Jawbone gives me an option to change the style of the voice along with updating the firmware. this required me to sign up for a MyTalk account from Jawbone’s site, also i had to download an agent that allows the Jambox to communicate with MyTalk. when the connection is made i can update the firmware, make changes to the Jambox’s setting, and change the voice from an available selection. i chose to change it to a style called Be Retro - a style for those fond of the early 8-bit video games days.

Jawbone recently released a firmware update for the Jambox which includes a new setting call Sound Clarity to address an issue with the audio being unstable, though, i never experienced anything of the such. along with this the update also came with an enhancement called Live Audio that reproduces audio in faux surround sound - which is really impressive!

unfortunately these new settings comes with some sacrifice with the amplification.  the sound's loudness is dramatically decreased when enabled one by one.  so the only way to appreciate both settings enabled is in a quiet room.  admittedly i hardly use Live Audio anyway, partly because i fear that it may impact battery performance, but mostly because my Jambox is used to fill my room with music.

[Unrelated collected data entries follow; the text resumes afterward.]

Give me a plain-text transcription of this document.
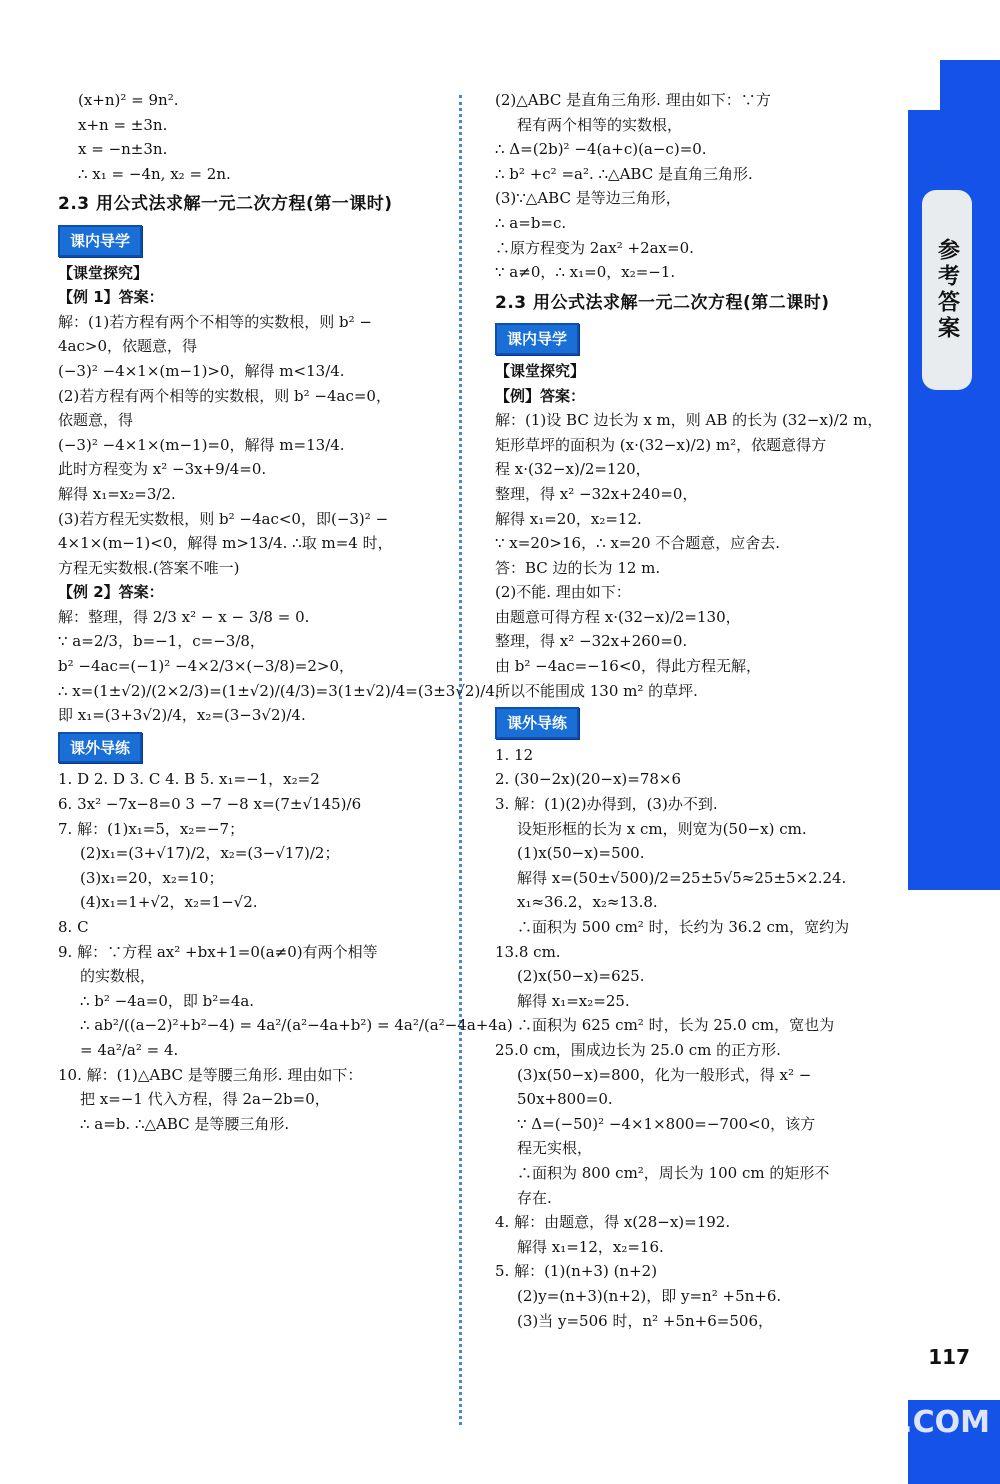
参考答案
117
答案圈 MXQE.COM
(x+n)² = 9n².
x+n = ±3n.
x = −n±3n.
∴ x₁ = −4n, x₂ = 2n.
2.3 用公式法求解一元二次方程(第一课时)
课内导学
【课堂探究】
【例 1】答案：
解：(1)若方程有两个不相等的实数根，则 b² −
4ac>0，依题意，得
(−3)² −4×1×(m−1)>0，解得 m<13/4.
(2)若方程有两个相等的实数根，则 b² −4ac=0，
依题意，得
(−3)² −4×1×(m−1)=0，解得 m=13/4.
此时方程变为 x² −3x+9/4=0.
解得 x₁=x₂=3/2.
(3)若方程无实数根，则 b² −4ac<0，即(−3)² −
4×1×(m−1)<0，解得 m>13/4. ∴取 m=4 时，
方程无实数根.(答案不唯一)
【例 2】答案：
解：整理，得 2/3 x² − x − 3/8 = 0.
∵ a=2/3，b=−1，c=−3/8，
b² −4ac=(−1)² −4×2/3×(−3/8)=2>0，
∴ x=(1±√2)/(2×2/3)=(1±√2)/(4/3)=3(1±√2)/4=(3±3√2)/4，
即 x₁=(3+3√2)/4，x₂=(3−3√2)/4.
课外导练
1. D 2. D 3. C 4. B 5. x₁=−1，x₂=2
6. 3x² −7x−8=0 3 −7 −8 x=(7±√145)/6
7. 解：(1)x₁=5，x₂=−7；
(2)x₁=(3+√17)/2，x₂=(3−√17)/2；
(3)x₁=20，x₂=10；
(4)x₁=1+√2，x₂=1−√2.
8. C
9. 解：∵方程 ax² +bx+1=0(a≠0)有两个相等
的实数根，
∴ b² −4a=0，即 b²=4a.
∴ ab²/((a−2)²+b²−4) = 4a²/(a²−4a+b²) = 4a²/(a²−4a+4a)
= 4a²/a² = 4.
10. 解：(1)△ABC 是等腰三角形. 理由如下：
把 x=−1 代入方程，得 2a−2b=0，
∴ a=b. ∴△ABC 是等腰三角形.
(2)△ABC 是直角三角形. 理由如下：∵方
程有两个相等的实数根，
∴ Δ=(2b)² −4(a+c)(a−c)=0.
∴ b² +c² =a². ∴△ABC 是直角三角形.
(3)∵△ABC 是等边三角形，
∴ a=b=c.
∴原方程变为 2ax² +2ax=0.
∵ a≠0，∴ x₁=0，x₂=−1.
2.3 用公式法求解一元二次方程(第二课时)
课内导学
【课堂探究】
【例】答案：
解：(1)设 BC 边长为 x m，则 AB 的长为 (32−x)/2 m，
矩形草坪的面积为 (x·(32−x)/2) m²，依题意得方
程 x·(32−x)/2=120，
整理，得 x² −32x+240=0，
解得 x₁=20，x₂=12.
∵ x=20>16，∴ x=20 不合题意，应舍去.
答：BC 边的长为 12 m.
(2)不能. 理由如下：
由题意可得方程 x·(32−x)/2=130，
整理，得 x² −32x+260=0.
由 b² −4ac=−16<0，得此方程无解，
所以不能围成 130 m² 的草坪.
课外导练
1. 12
2. (30−2x)(20−x)=78×6
3. 解：(1)(2)办得到，(3)办不到.
设矩形框的长为 x cm，则宽为(50−x) cm.
(1)x(50−x)=500.
解得 x=(50±√500)/2=25±5√5≈25±5×2.24.
x₁≈36.2，x₂≈13.8.
∴面积为 500 cm² 时，长约为 36.2 cm，宽约为
13.8 cm.
(2)x(50−x)=625.
解得 x₁=x₂=25.
∴面积为 625 cm² 时，长为 25.0 cm，宽也为
25.0 cm，围成边长为 25.0 cm 的正方形.
(3)x(50−x)=800，化为一般形式，得 x² −
50x+800=0.
∵ Δ=(−50)² −4×1×800=−700<0，该方
程无实根，
∴面积为 800 cm²，周长为 100 cm 的矩形不
存在.
4. 解：由题意，得 x(28−x)=192.
解得 x₁=12，x₂=16.
5. 解：(1)(n+3) (n+2)
(2)y=(n+3)(n+2)，即 y=n² +5n+6.
(3)当 y=506 时，n² +5n+6=506，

Live Audio can be enabled/disabled simply by holding down both the volume down (-) and volume up (+) simultaneously.  however, Sound Clarity can only be enabled/disabled using MyTalk.  one would think Jawbone would utilize a different button combo to accomplish this like say the call button and volume down button.  oh well.

hopefully Jawbone will address these issues in the next firmware update.

so there it is. my new favorite speakers. small, wireless, portable, good sound, and versatile.